Now fully acclimated to the Web, with top-notch, computer-assisted reporting skills (well, sort of), my first reporting job remains a mystery. How did I look up phone numbers? Find experts? Research topics? The Internet is great for all of that, but it has its drawbacks, as well.
Instantaneous, real-time news, often seen as blessing in the Internet age can be curse, as well. While it offers our audience news as it happens, it also sometimes frazzles the editors and reporters that try to keep up with what’s going in their respective industries and on their respective beats without getting beat by the competition.
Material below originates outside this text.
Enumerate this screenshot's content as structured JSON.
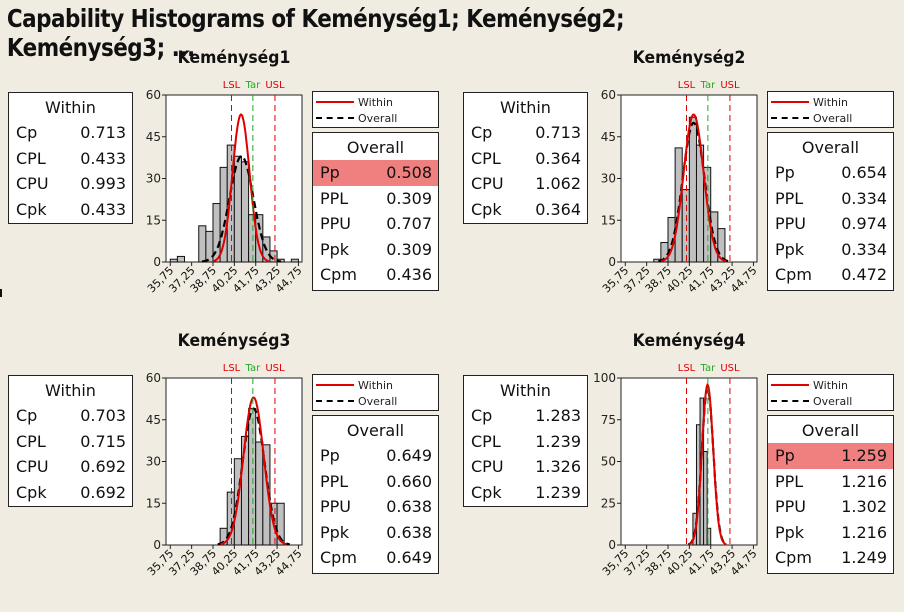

Recently, someone tipped off Folio: that printing company, Banta quietly submitted an SEC filing last week announcing the closure of five plants, the elimination of more than 500 jobs, and that it would pay its shareholders a $16 per share special dividend that it would borrow money to pay for.
Great story, we thought when we found out on Tuesday of this week. I quickly found the document, wrote the story and (sigh) saved it for Thursday’s Folio: Alert.
Not a good idea. Stamford, Connecticut-based Cenveo today renewed the unsolicited takeover bid it made for Banta in August and criticized Banta’s SEC filing in a letter made public and sent to various media outlets.
We got scooped on our own scoop. Lesson learned, point taken. In the Internet age, research is easy, breaking news is hard and saving stories is unwise.